The earth is farther away from the sun
Each year the distance between the sun and the earth increases by 15 cm. The momentum of the sun's decline may be the cause of this phenomenon.
The distance between the earth and the sun increases by 15 cm every year.
Astronomers love to measure the distance between the sun and the earth for thousands of years. In the third century BC, Aristarchus of Samos - the first astronomer to mention heliocentrism - thought that the distance between the sun and the earth was 20 times the distance between the earth and the moon. His calculations were inaccurate, because the actual number was then 400.
At the end of the 20th century, the measurement of distance in the universe became more convenient and unified thanks to the advent of astronomical units. Thanks to the radar wave technique (broadcast to the celestial bodies and receive the echo signal, then calculate the distance by taking time multiplied by the wave velocity), the distance between the sun was calculated. and the earth with considerable accuracy. Currently the distance is 149,597,870,696 m.
That exact number allowed Gregoriy A. Krasinsky and Victor A. Brumberg - two Russian dynamics experts - to discover that the sun and the earth are getting farther apart. The level of increase is not large - only 15 cm per year - but what is the problem that caused that phenomenon?
One explanation is: The sun has lost a significant amount of material due to fusion and solar wind, so its gravity has decreased. Many scientists believe that the expansion of the universe, the effect of the black hole and the change of gravitational constant G are the cause. However, no hypothesis has been widely accepted.

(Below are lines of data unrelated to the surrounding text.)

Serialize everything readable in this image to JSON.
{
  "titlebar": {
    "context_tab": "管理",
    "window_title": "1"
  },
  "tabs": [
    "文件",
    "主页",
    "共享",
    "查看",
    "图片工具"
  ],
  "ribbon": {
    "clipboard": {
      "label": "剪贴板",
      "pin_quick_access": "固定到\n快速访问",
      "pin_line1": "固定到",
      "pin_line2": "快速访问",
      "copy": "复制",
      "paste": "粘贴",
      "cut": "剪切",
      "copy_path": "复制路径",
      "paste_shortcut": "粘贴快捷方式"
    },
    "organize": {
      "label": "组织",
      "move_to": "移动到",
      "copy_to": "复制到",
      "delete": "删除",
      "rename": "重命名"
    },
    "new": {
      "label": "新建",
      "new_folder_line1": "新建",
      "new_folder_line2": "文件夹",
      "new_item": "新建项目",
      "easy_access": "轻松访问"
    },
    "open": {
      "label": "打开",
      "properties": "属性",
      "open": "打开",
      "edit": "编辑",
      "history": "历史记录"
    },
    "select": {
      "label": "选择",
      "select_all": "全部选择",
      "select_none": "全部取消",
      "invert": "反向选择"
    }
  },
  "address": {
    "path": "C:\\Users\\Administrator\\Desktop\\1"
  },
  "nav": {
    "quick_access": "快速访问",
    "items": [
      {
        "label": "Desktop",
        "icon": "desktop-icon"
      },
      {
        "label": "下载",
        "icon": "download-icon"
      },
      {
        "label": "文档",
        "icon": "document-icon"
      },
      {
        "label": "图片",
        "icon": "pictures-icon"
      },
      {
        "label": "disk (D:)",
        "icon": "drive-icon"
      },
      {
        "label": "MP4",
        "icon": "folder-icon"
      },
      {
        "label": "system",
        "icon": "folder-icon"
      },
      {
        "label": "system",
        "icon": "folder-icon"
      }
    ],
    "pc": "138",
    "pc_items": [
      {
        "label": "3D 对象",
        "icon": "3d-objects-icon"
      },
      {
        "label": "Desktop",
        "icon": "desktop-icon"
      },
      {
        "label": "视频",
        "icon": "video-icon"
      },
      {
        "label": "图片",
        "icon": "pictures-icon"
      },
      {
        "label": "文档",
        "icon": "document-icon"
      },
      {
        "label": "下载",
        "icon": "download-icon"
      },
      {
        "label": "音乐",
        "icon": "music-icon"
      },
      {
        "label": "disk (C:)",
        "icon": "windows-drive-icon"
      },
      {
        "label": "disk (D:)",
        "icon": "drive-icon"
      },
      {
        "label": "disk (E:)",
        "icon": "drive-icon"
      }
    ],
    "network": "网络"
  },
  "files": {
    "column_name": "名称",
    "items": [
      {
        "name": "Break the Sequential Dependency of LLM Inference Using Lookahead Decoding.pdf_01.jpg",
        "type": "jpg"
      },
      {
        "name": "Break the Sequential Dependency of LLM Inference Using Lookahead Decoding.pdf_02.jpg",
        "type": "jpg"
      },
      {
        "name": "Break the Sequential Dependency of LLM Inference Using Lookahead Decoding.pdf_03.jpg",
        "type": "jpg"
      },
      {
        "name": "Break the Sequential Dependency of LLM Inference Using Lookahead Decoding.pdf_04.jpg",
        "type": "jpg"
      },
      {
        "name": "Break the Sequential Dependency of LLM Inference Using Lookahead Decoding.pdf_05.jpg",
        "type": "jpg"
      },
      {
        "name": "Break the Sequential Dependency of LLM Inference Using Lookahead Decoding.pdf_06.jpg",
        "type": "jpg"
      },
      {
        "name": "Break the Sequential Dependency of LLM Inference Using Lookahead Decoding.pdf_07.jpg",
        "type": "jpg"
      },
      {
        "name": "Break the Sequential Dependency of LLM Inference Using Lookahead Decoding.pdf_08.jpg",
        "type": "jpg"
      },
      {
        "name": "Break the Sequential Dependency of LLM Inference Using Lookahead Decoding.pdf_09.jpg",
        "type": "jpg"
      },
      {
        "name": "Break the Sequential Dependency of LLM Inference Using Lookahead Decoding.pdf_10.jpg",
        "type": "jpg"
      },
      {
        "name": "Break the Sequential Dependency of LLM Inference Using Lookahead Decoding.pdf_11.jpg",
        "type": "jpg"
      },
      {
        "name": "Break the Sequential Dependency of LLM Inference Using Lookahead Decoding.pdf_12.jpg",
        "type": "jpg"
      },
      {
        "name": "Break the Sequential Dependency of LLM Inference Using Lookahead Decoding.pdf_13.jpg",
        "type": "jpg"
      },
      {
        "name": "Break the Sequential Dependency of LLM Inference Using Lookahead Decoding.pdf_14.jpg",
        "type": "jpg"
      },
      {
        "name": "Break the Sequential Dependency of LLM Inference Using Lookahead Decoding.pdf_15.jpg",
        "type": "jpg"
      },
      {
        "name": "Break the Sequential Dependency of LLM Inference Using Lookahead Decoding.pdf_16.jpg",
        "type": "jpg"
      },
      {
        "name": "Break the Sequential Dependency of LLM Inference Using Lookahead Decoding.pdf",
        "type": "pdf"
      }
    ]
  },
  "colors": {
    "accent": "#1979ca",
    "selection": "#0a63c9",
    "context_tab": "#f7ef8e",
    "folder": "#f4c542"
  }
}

Now four scientists from Hirosaki University (Japan) claim they have found the answer. In an article published in Europe's Astronomy & Astrophysics magazine, they thought that the earth and the sun pushed each other due to their tidal interactions.
Gravity from the moon causes tidal phenomena on our oceans. Thanks to a mechanism that the moon's orbit annually extends about 4 cm, while the earth's rotation speed decreases 0.000017 seconds.
The Japanese team thinks that gravity from Earth, Mars, Venus and other solar planets also causes similar effects on the sun. Because the sun does not have water, the tide does not happen. Instead its physical layers escape into space. According to their calculations, due to the impact of the earth, the sun's rotation speed decreases 0.00003 seconds per year. Thus, the distance between the sun and the earth increases as the sun is losing angular momentum.